The large heterogeneity of school-based diabetes interventions, measurement tools and measured outcomes among the reviewed studies did not allow a statistical pooling of results. Therefore no single value can be presented to demonstrate the effectiveness of school-based diabetes interventions. Small samples, the use of non-validated scales and qualitative studies do not provide adequate data for supporting evidence on the effectiveness of school-based diabetes interventions and replicability. All studies were conducted in North America, making difficult to generalize findings to other parts of the world. Lastly, the cost-effectiveness of the interventions was never assessed and should be integrated in future evaluation.
This systematic literature review has shown an increase in school-based diabetes interventions since 2005 in response to the rising prevalence of diabetes in children (both type 1 and type 2 diabetes) and the higher global attention given to the diabetes burden. The education of school personnel was the main focus before 2006. Interventions aimed to address the lack of informed and trained staff, limited knowledge and misconception about diabetes, and to increase knowledge and confidence of school personnel. Interventions such as diabetes training and continuing education of school nurses and teachers have reported school personnel’s gained knowledge and improved self-perceived competence. More comprehensive approaches focusing on children with diabetes have been developed since 2005. These integrative interventions have aimed to promote better care coordination, collaboration between all care givers and the provision of a safe school environment. These studies have measured HbA1c levels and quality of life of students and, in pre/post tests, have shown significant improvements.

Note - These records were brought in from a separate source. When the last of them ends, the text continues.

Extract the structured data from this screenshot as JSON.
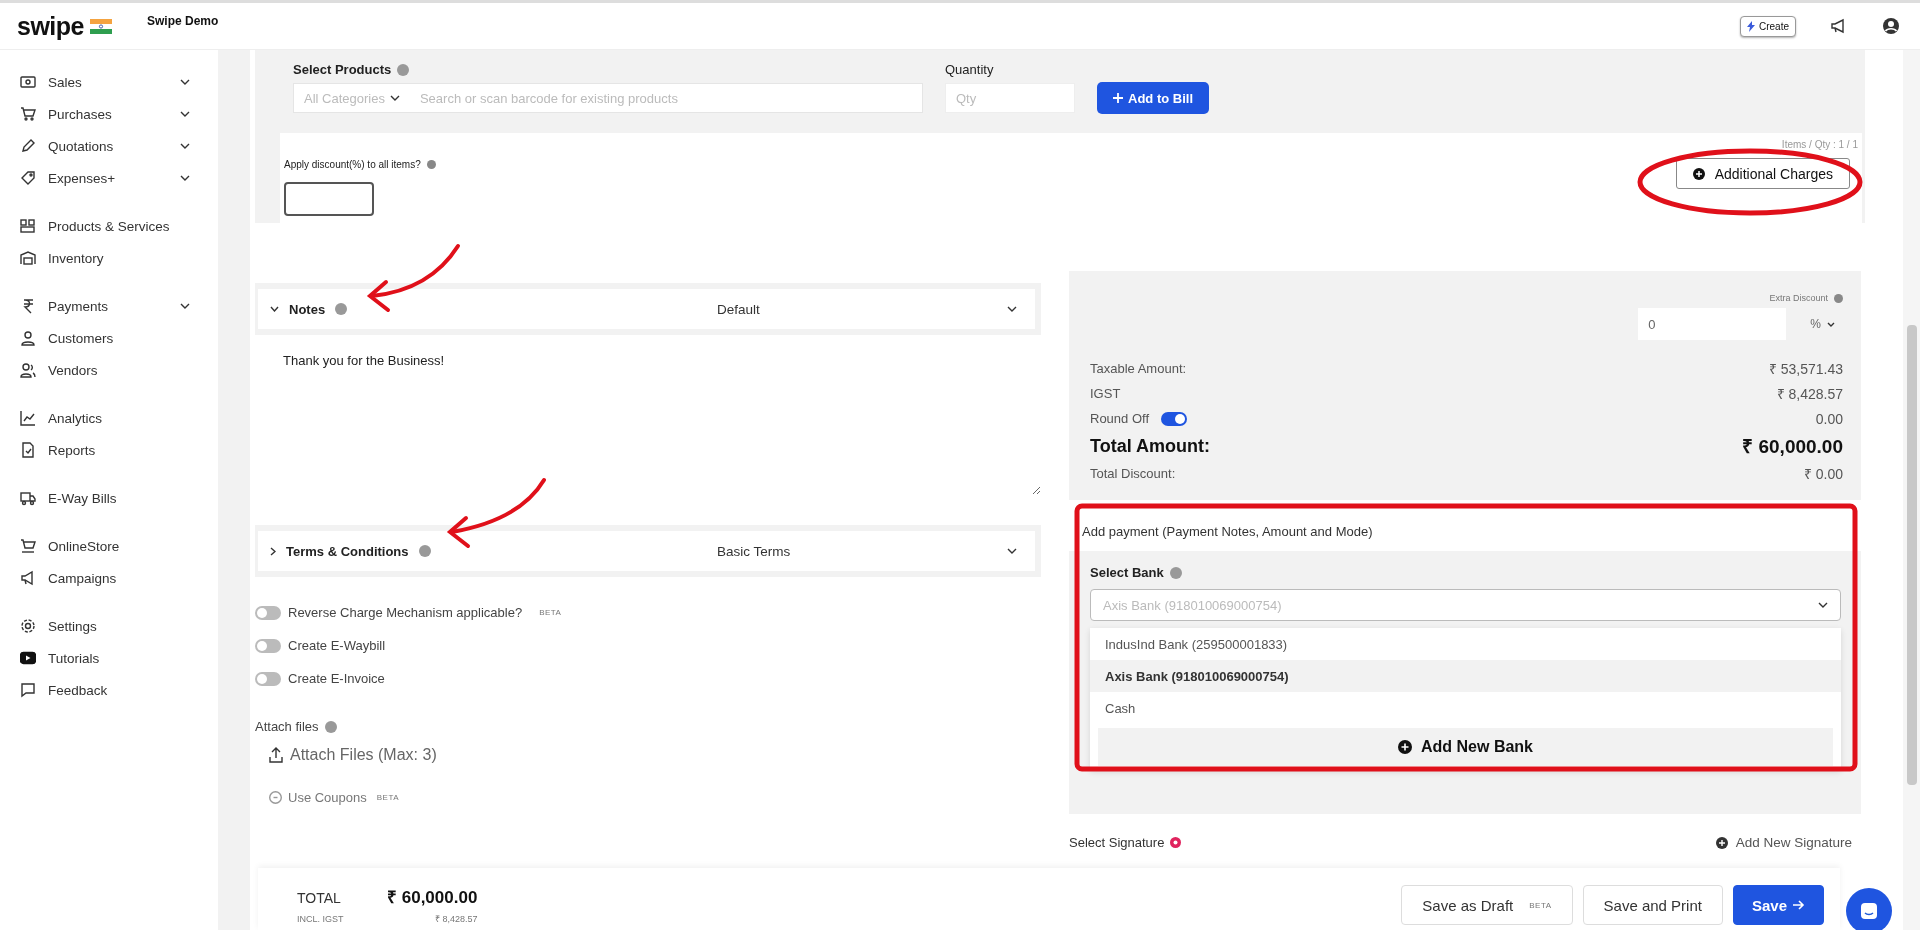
{
  "header": {
    "logo": "swipe",
    "company": "Swipe Demo",
    "create_button": "Create"
  },
  "sidebar": {
    "groups": [
      [
        {
          "label": "Sales",
          "has_submenu": true
        },
        {
          "label": "Purchases",
          "has_submenu": true
        },
        {
          "label": "Quotations",
          "has_submenu": true
        },
        {
          "label": "Expenses+",
          "has_submenu": true
        }
      ],
      [
        {
          "label": "Products & Services",
          "has_submenu": false
        },
        {
          "label": "Inventory",
          "has_submenu": false
        }
      ],
      [
        {
          "label": "Payments",
          "has_submenu": true
        },
        {
          "label": "Customers",
          "has_submenu": false
        },
        {
          "label": "Vendors",
          "has_submenu": false
        }
      ],
      [
        {
          "label": "Analytics",
          "has_submenu": false
        },
        {
          "label": "Reports",
          "has_submenu": false
        }
      ],
      [
        {
          "label": "E-Way Bills",
          "has_submenu": false
        }
      ],
      [
        {
          "label": "OnlineStore",
          "has_submenu": false
        },
        {
          "label": "Campaigns",
          "has_submenu": false
        }
      ],
      [
        {
          "label": "Settings",
          "has_submenu": false
        },
        {
          "label": "Tutorials",
          "has_submenu": false
        },
        {
          "label": "Feedback",
          "has_submenu": false
        }
      ]
    ]
  },
  "products": {
    "label": "Select Products",
    "category": "All Categories",
    "search_placeholder": "Search or scan barcode for existing products",
    "quantity_label": "Quantity",
    "quantity_placeholder": "Qty",
    "add_button": "Add to Bill"
  },
  "discount": {
    "label": "Apply discount(%) to all items?",
    "items_count": "Items / Qty : 1 / 1",
    "additional_charges": "Additional Charges"
  },
  "notes": {
    "title": "Notes",
    "expanded": true,
    "template": "Default",
    "text": "Thank you for the Business!"
  },
  "terms": {
    "title": "Terms & Conditions",
    "expanded": false,
    "template": "Basic Terms"
  },
  "toggles": [
    {
      "label": "Reverse Charge Mechanism applicable?",
      "badge": "BETA",
      "on": false
    },
    {
      "label": "Create E-Waybill",
      "on": false
    },
    {
      "label": "Create E-Invoice",
      "on": false
    }
  ],
  "attach": {
    "label": "Attach files",
    "button": "Attach Files (Max: 3)"
  },
  "coupons": {
    "label": "Use Coupons",
    "badge": "BETA"
  },
  "summary": {
    "extra_discount_label": "Extra Discount",
    "extra_discount_value": "0",
    "unit": "%",
    "rows": [
      {
        "kind": "plain",
        "label": "Taxable Amount:",
        "value": "₹ 53,571.43"
      },
      {
        "kind": "plain",
        "label": "IGST",
        "value": "₹ 8,428.57"
      },
      {
        "kind": "toggle",
        "label": "Round Off",
        "on": true,
        "value": "0.00"
      },
      {
        "kind": "total",
        "label": "Total Amount:",
        "value": "₹ 60,000.00"
      },
      {
        "kind": "plain",
        "label": "Total Discount:",
        "value": "₹ 0.00"
      }
    ]
  },
  "payment": {
    "title": "Add payment (Payment Notes, Amount and Mode)",
    "bank_label": "Select Bank",
    "bank_value": "Axis Bank (918010069000754)",
    "options": [
      {
        "label": "IndusInd Bank (259500001833)",
        "selected": false
      },
      {
        "label": "Axis Bank (918010069000754)",
        "selected": true
      },
      {
        "label": "Cash",
        "selected": false
      }
    ],
    "add_bank": "Add New Bank"
  },
  "signature": {
    "label": "Select Signature",
    "add_button": "Add New Signature"
  },
  "footer": {
    "total_label": "TOTAL",
    "total": "₹ 60,000.00",
    "tax_label": "INCL. IGST",
    "tax": "₹ 8,428.57",
    "buttons": [
      {
        "kind": "outline",
        "label": "Save as Draft",
        "badge": "BETA"
      },
      {
        "kind": "outline",
        "label": "Save and Print"
      },
      {
        "kind": "primary",
        "label": "Save"
      }
    ]
  }
}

This review highlights the importance of conducting thorough evaluations of school-based diabetes interventions. Additional thinking about long-term outcomes that reflect the nature of the interventions, and how they can be measured best, is needed. Comprehensive evaluation of school-based diabetes projects will contribute to adjusting and improving the interventions. It will also serve as a powerful advocacy tool for improving school policies on diabetes.
This systematic literature review does not provide definitive guidance toward the optimal school-based diabetes interventions, given the large heterogeneity of the assessment tools used and limited evaluation in some cases. It does, however, demonstrate that increasing efforts are being made, and it does provide evidence that can be used for developing future school-based interventions. Experimental designs, longer follow-up studies, larger sample sizes, and higher numbers of participating schools are critical issues that should be taken account of before work is begun. Further research is needed and studies should be conducted in other parts of the world than North America in order to promote a safe school environment and ensure children with diabetes have the same educational opportunities as other children everywhere in the world.